Laiklik konusuna da değinen Hüseyin Baş, “Laiklik Müslümanı koruyan unsur. Bu da bazı radikal çevreleri rahatsız ediyor. Sizle çekişen dediğiniz çevre bu çevre. Niye çekişiyor? O da şu; bunlar inançlı olduğu için değil, ne inanç diye bir dertleri var, ne devlet dertleri var.” dedi.
BTP lideri açıklamalarına şöyle devam etti;
“İktidardan düşsünler, en büyük devlet düşmanı olurlar”
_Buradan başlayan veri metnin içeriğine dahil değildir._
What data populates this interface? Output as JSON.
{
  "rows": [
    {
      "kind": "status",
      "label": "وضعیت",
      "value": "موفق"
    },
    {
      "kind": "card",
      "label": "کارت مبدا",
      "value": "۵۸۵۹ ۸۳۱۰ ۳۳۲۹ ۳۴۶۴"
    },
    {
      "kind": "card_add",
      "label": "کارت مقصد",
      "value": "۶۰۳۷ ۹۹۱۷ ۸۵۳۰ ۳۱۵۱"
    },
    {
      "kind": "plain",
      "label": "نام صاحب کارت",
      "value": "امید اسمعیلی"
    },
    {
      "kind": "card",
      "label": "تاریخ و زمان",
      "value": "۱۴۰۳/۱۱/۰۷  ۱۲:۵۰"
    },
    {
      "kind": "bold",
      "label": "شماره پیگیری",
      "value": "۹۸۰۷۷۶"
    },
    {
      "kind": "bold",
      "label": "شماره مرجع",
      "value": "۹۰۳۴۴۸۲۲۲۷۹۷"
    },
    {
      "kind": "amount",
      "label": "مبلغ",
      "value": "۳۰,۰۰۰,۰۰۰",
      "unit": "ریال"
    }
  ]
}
“Mesela bakarsınız iktidar çok devletçi, çok milliyetçi, çok halkçı vs. Bu insanlar kusura bakmayın da bundan 25 - 30 sene önce, ‘dinsiz devlet yıkılacak elbet’ sloganlarıyla yürüyen insanlardı. Şimdi bu insanlara ne oldu da bu kadar cumhuriyetçi oldular, bu kadar devletçi oldular? Bu sorunun cevabı şu; devletin sahibi oldukları için böyleler. Yarın muhalefete düşsünler en büyük devlet düşmanı olacaklar. Dolayısıyla bu dini kullananların da, bizi sevmeyen, bizden haz etmeyen o tayfanın da din diye bir derdi yok. O alanı tutmuşlar manipüle ediyorlar, spekülasyon oluşturuyorlar, oradan bir faaliyet yürütüyorlar. O yüzden öyle görünüyorlar aslında. Din diye bir dertleri yok, böyle bir inançları da yok. Bunlar, hiçbir şekilde umurlarında değil, tek bir dertleri var, Çanakkale'de dedelerimizin denizin dibine gömdüğü insanların bugünkü ajanları. Kimisi paralı, kimisi başka şeylerle bağlanmış ama mutlaka bağlanmıştır ve oraya hizmet etme zorunluluğu, onlara bunları söyletiyor. Bunların Atatürk düşmanlıkları oradan geliyor. Bizim Atatürkçülüğümüzden dolayı bize olan düşmanlıkları da aynı yerden geliyor dolayısıyla bu çevre beni sevmez.”
“Suriyeli sorunu Esad ile masaya oturularak çözülür”
Programda sığınmacı sorununa ilişkin değerlendirmeler de yapan Hüseyin Baş, “Bu sorun, Suriye Devlet Başkanı Beşar Esad ile konuşularak çözülür” dedi.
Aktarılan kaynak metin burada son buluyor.